This year was supposed to be the time when President Obama and Congress would shift toward austerity. The competing budget proposals of congressional Republicans and the president do contain hints that such a moment has arrived -- but only by the sadly low standards of the current fiscal debate.

Obama's budget proposal, unveiled on Monday, calls for $1.1 trillion in spending cuts and tax increases over the next decade. The proposal projects that the deficit will fall from a post-war record 11 percent of GDP in the current fiscal year to 3.1 percent by 2021.

Sadly, a closer look suggests that the budget would have almost no chance of achieving this. First, according to Maya MacGuineas of the Committee for a Responsible Federal Budget, the projected fall in the deficit relies on rosy assumptions and "magic asterisks." By using more optimistic assumptions about underlying economic, revenue and spending growth than the nonpartisan Congressional Budget Office, it knocks an average of $150 billion a year off the deficit.

Obama's plans to raise taxes are also problematic. Last December he capitulated to Republicans and agreed to extend all of former President George W. Bush's tax cuts to 2012, including those for the rich. His budget proposes that the rich pay higher taxes thereafter. But the Republicans who control the House of Representatives are dead set against any tax increases.

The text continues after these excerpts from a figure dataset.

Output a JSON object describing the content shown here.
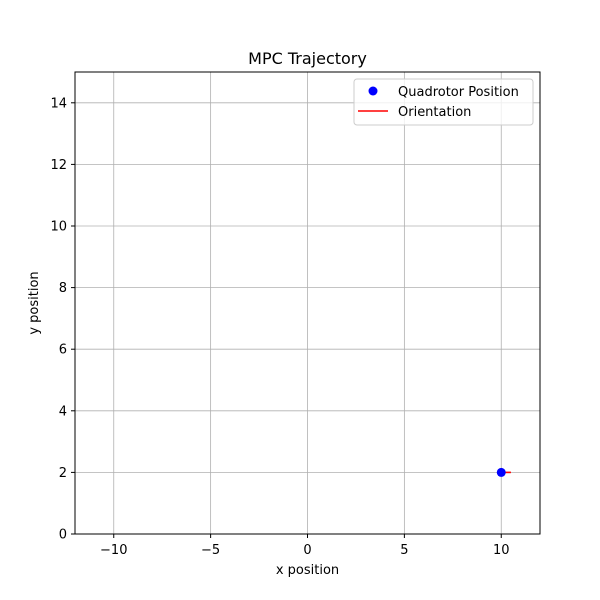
{
  "chart_data": {
    "type": "scatter",
    "title": "MPC Trajectory",
    "xlabel": "x position",
    "ylabel": "y position",
    "xlim": [
      -12,
      12
    ],
    "ylim": [
      0,
      15
    ],
    "xticks": [
      -10,
      -5,
      0,
      5,
      10
    ],
    "xtick_labels": [
      "−10",
      "−5",
      "0",
      "5",
      "10"
    ],
    "yticks": [
      0,
      2,
      4,
      6,
      8,
      10,
      12,
      14
    ],
    "ytick_labels": [
      "0",
      "2",
      "4",
      "6",
      "8",
      "10",
      "12",
      "14"
    ],
    "grid": true,
    "legend_position": "top-right",
    "series": [
      {
        "name": "Quadrotor Position",
        "kind": "marker",
        "color": "#0000ff",
        "points": [
          {
            "x": 10,
            "y": 2
          }
        ]
      },
      {
        "name": "Orientation",
        "kind": "line",
        "color": "#ff0000",
        "points": [
          {
            "x": 10,
            "y": 2
          },
          {
            "x": 10.5,
            "y": 2
          }
        ]
      }
    ]
  }
}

Finally, Obama's budget largely ignores the real long-term deficit threat, which comes from the big three entitlements: Social Security, Medicare and Medicaid. These dominate mandatory spending, which does not require annual authorization. As the population ages, mandatory spending will grow relentlessly, to 14 percent of GDP by 2021 and much more thereafter.

Unfortunately, the Republicans are no braver on entitlements. House Republicans, bowing to pressure from their Tea Party wing, recently tripled the spending cuts they want for the remaining seven months of the fiscal year to $100 billion. But they come entirely from the discretionary budget.

The scale of cuts Republicans want would also undo a sizeable portion of the stimulus of last year's tax deal, setting back the recovery. For that reason, as well as others, Democrats are unlikely to go along.

Instead, the two sides will have to try and hammer out a compromise. Time is running out: The government's authority to spend money expires on March 4, and to issue additional debt as early as May.